The Type 3 team was making progress Monday and Tuesday, when conditions were favorable for putting out hotspots and keeping growth in check. But Wednesday’s turnabout in conditions necessitated the need for change, according to Scott Fitzwilliams, White River National Forest supervisor. He and other officials spoke during a community briefing at Basalt High School on Thursday afternoon.
“We’re going to be living with this fire for awhile,” Fitzwilliams said.
As of Thursday afternoon, though the fire was burning in several spots atop a mesa near Basalt Mountain. Prior to the issuance of the opera-evacuation order, which came out at 7:36 p.m. Thursday, officials said it was not a threat to any residential structures or commercial areas in the Basalt area or populated areas along Highway 82. Officials advised that could change, depending on wind direction and speed, along with continued dry weather. An increase in rain chances is not likely until Sunday or Monday.
On Thursday, smoke columns rose above the burning trees atop the mesa. Reporters at the briefing noted that community concerns were rising, especially in the area of Missouri Heights and El Jebel, where the three residences were destroyed in the wee hours of the morning on July 5.
But Alison Richards, Type 3 incident commander trainee, said the fires were moving toward the southeast along the mesa in a backcountry area.
Areas that are considered contained "are what burned earlier in the fire," Richards said. That would be the area along the fire's southern perimeter, including the scarred areas of hills west and northwest of Basalt that are visible from Highway 82.
Richards added that some areas along the western perimeter also have been contained.
Some 240 personnel, including management-team members and firefighters, were involved in the overall effort as of Thursday morning.
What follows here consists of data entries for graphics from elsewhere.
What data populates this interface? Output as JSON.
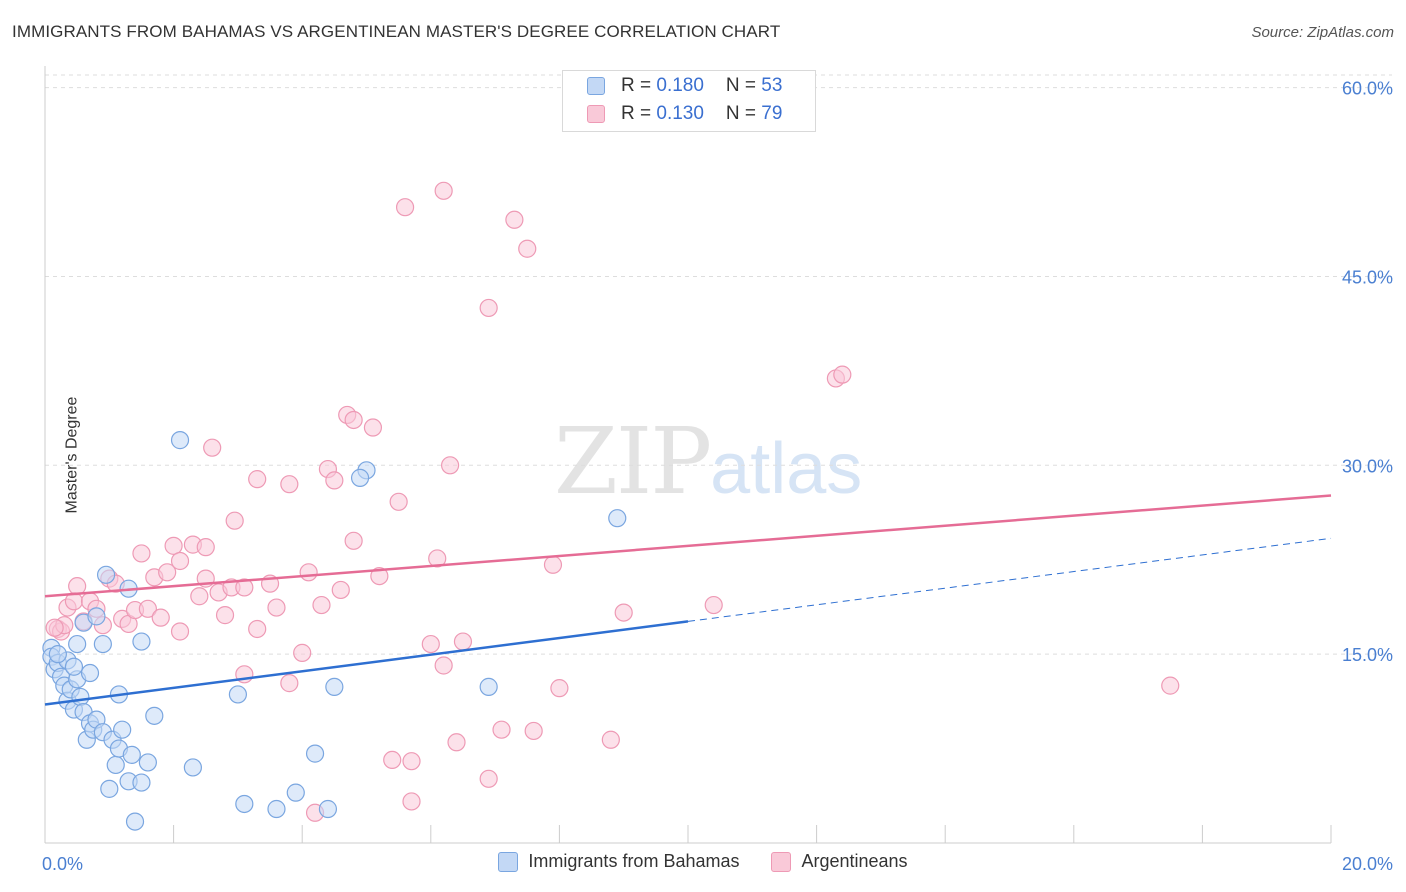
{
  "title": "IMMIGRANTS FROM BAHAMAS VS ARGENTINEAN MASTER'S DEGREE CORRELATION CHART",
  "source": "Source: ZipAtlas.com",
  "watermark": {
    "a": "ZIP",
    "b": "atlas"
  },
  "legend": {
    "rows": [
      {
        "r_label": "R = ",
        "r_value": "0.180",
        "n_label": "N = ",
        "n_value": "53"
      },
      {
        "r_label": "R = ",
        "r_value": "0.130",
        "n_label": "N = ",
        "n_value": "79"
      }
    ]
  },
  "colors": {
    "blue_fill": "#c3d8f5",
    "blue_stroke": "#7aa6e0",
    "blue_line": "#2e6fd1",
    "pink_fill": "#f9c9d8",
    "pink_stroke": "#ee9ab5",
    "pink_line": "#e56c95"
  },
  "chart_data": {
    "type": "scatter",
    "ylabel": "Master's Degree",
    "xlim": [
      0,
      20
    ],
    "ylim": [
      0,
      61
    ],
    "x_tick_labels": [
      "0.0%",
      "20.0%"
    ],
    "y_ticks": [
      15,
      30,
      45,
      60
    ],
    "y_tick_labels": [
      "15.0%",
      "30.0%",
      "45.0%",
      "60.0%"
    ],
    "grid": true,
    "series": [
      {
        "name": "Immigrants from Bahamas",
        "points": [
          [
            0.1,
            15.5
          ],
          [
            0.1,
            14.8
          ],
          [
            0.15,
            13.8
          ],
          [
            0.2,
            14.3
          ],
          [
            0.25,
            13.2
          ],
          [
            0.3,
            12.5
          ],
          [
            0.35,
            14.5
          ],
          [
            0.35,
            11.3
          ],
          [
            0.4,
            12.2
          ],
          [
            0.45,
            10.6
          ],
          [
            0.5,
            13.0
          ],
          [
            0.5,
            15.8
          ],
          [
            0.55,
            11.6
          ],
          [
            0.6,
            17.5
          ],
          [
            0.6,
            10.4
          ],
          [
            0.65,
            8.2
          ],
          [
            0.7,
            9.5
          ],
          [
            0.7,
            13.5
          ],
          [
            0.75,
            9.0
          ],
          [
            0.8,
            9.8
          ],
          [
            0.8,
            18.0
          ],
          [
            0.9,
            8.8
          ],
          [
            0.9,
            15.8
          ],
          [
            0.95,
            21.3
          ],
          [
            1.0,
            4.3
          ],
          [
            1.05,
            8.2
          ],
          [
            1.1,
            6.2
          ],
          [
            1.15,
            7.5
          ],
          [
            1.15,
            11.8
          ],
          [
            1.2,
            9.0
          ],
          [
            1.3,
            20.2
          ],
          [
            1.3,
            4.9
          ],
          [
            1.35,
            7.0
          ],
          [
            1.4,
            1.7
          ],
          [
            1.5,
            16.0
          ],
          [
            1.5,
            4.8
          ],
          [
            1.6,
            6.4
          ],
          [
            1.7,
            10.1
          ],
          [
            2.1,
            32.0
          ],
          [
            2.3,
            6.0
          ],
          [
            3.0,
            11.8
          ],
          [
            3.1,
            3.1
          ],
          [
            3.6,
            2.7
          ],
          [
            3.9,
            4.0
          ],
          [
            4.2,
            7.1
          ],
          [
            4.4,
            2.7
          ],
          [
            4.5,
            12.4
          ],
          [
            5.0,
            29.6
          ],
          [
            4.9,
            29.0
          ],
          [
            6.9,
            12.4
          ],
          [
            8.9,
            25.8
          ],
          [
            0.2,
            15.0
          ],
          [
            0.45,
            14.0
          ]
        ]
      },
      {
        "name": "Argentineans",
        "points": [
          [
            0.2,
            17.0
          ],
          [
            0.25,
            16.8
          ],
          [
            0.3,
            17.3
          ],
          [
            0.35,
            18.7
          ],
          [
            0.45,
            19.2
          ],
          [
            0.5,
            20.4
          ],
          [
            0.6,
            17.6
          ],
          [
            0.7,
            19.2
          ],
          [
            0.8,
            18.6
          ],
          [
            0.9,
            17.3
          ],
          [
            1.0,
            21.0
          ],
          [
            1.1,
            20.6
          ],
          [
            1.2,
            17.8
          ],
          [
            1.3,
            17.4
          ],
          [
            1.4,
            18.5
          ],
          [
            1.5,
            23.0
          ],
          [
            1.6,
            18.6
          ],
          [
            1.7,
            21.1
          ],
          [
            1.8,
            17.9
          ],
          [
            1.9,
            21.5
          ],
          [
            2.0,
            23.6
          ],
          [
            2.1,
            22.4
          ],
          [
            2.1,
            16.8
          ],
          [
            2.3,
            23.7
          ],
          [
            2.4,
            19.6
          ],
          [
            2.5,
            23.5
          ],
          [
            2.5,
            21.0
          ],
          [
            2.6,
            31.4
          ],
          [
            2.7,
            19.9
          ],
          [
            2.8,
            18.1
          ],
          [
            2.9,
            20.3
          ],
          [
            2.95,
            25.6
          ],
          [
            3.1,
            20.3
          ],
          [
            3.1,
            13.4
          ],
          [
            3.3,
            17.0
          ],
          [
            3.3,
            28.9
          ],
          [
            3.5,
            20.6
          ],
          [
            3.6,
            18.7
          ],
          [
            3.8,
            28.5
          ],
          [
            3.8,
            12.7
          ],
          [
            4.0,
            15.1
          ],
          [
            4.1,
            21.5
          ],
          [
            4.2,
            2.4
          ],
          [
            4.3,
            18.9
          ],
          [
            4.4,
            29.7
          ],
          [
            4.5,
            28.8
          ],
          [
            4.6,
            20.1
          ],
          [
            4.7,
            34.0
          ],
          [
            4.8,
            24.0
          ],
          [
            4.8,
            33.6
          ],
          [
            5.1,
            33.0
          ],
          [
            5.2,
            21.2
          ],
          [
            5.4,
            6.6
          ],
          [
            5.5,
            27.1
          ],
          [
            5.6,
            50.5
          ],
          [
            5.7,
            3.3
          ],
          [
            5.7,
            6.5
          ],
          [
            6.0,
            15.8
          ],
          [
            6.1,
            22.6
          ],
          [
            6.2,
            51.8
          ],
          [
            6.2,
            14.1
          ],
          [
            6.3,
            30.0
          ],
          [
            6.4,
            8.0
          ],
          [
            6.5,
            16.0
          ],
          [
            6.9,
            42.5
          ],
          [
            6.9,
            5.1
          ],
          [
            7.1,
            9.0
          ],
          [
            7.3,
            49.5
          ],
          [
            7.5,
            47.2
          ],
          [
            7.6,
            8.9
          ],
          [
            7.9,
            22.1
          ],
          [
            8.0,
            12.3
          ],
          [
            8.8,
            8.2
          ],
          [
            9.0,
            18.3
          ],
          [
            10.4,
            18.9
          ],
          [
            12.3,
            36.9
          ],
          [
            12.4,
            37.2
          ],
          [
            17.5,
            12.5
          ],
          [
            0.15,
            17.1
          ]
        ]
      }
    ],
    "trend_lines": [
      {
        "series": "Immigrants from Bahamas",
        "x": [
          0,
          10
        ],
        "y": [
          11.0,
          17.6
        ],
        "dashed_extension_x": [
          10,
          20
        ],
        "dashed_extension_y": [
          17.6,
          24.2
        ]
      },
      {
        "series": "Argentineans",
        "x": [
          0,
          20
        ],
        "y": [
          19.6,
          27.6
        ]
      }
    ]
  }
}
That figure is expected to increase to more than 300 sometime Friday.
Shane Greer, the Type 2 incident commander who takes over Friday morning, said the changeover from Type 3 to Type 2 doesn’t signal that the switch on Monday was premature or that the Type 2 team means “better firefighters.” He said the Type 2 managers have different skill levels necessary to manage a stronger fire with a greater amount of personnel.
Officials aren’t bringing in a full Type 2 management team – it will be about half the strength as the team the managed the fire’s early stages, Greer said.
The Lake Christine Fire is most active along what is known as its northeast perimeter, a few miles north and northeast of the town of Basalt. Houses along Upper Cattle Creek Road, north of Basalt Mountain, and the Cedar Drive area, north of Fryingpan Road, are in no immediate danger, officials stressed.
Fitzwilliams said that his decision to bring in the Type 3 team last week was sound, based on expectations of better weather this week for fighting the fire and the possibility of rain. He said he doesn’t second-guess the decision: Often there are “ebbs and flows” in the incident command system based on the complexities of wildfires and weather.
Fire danger remains high throughout the region and Stage 2 Fire Restrictions are in effect on private, state and federal lands in Eagle, Pitkin and Garfield counties.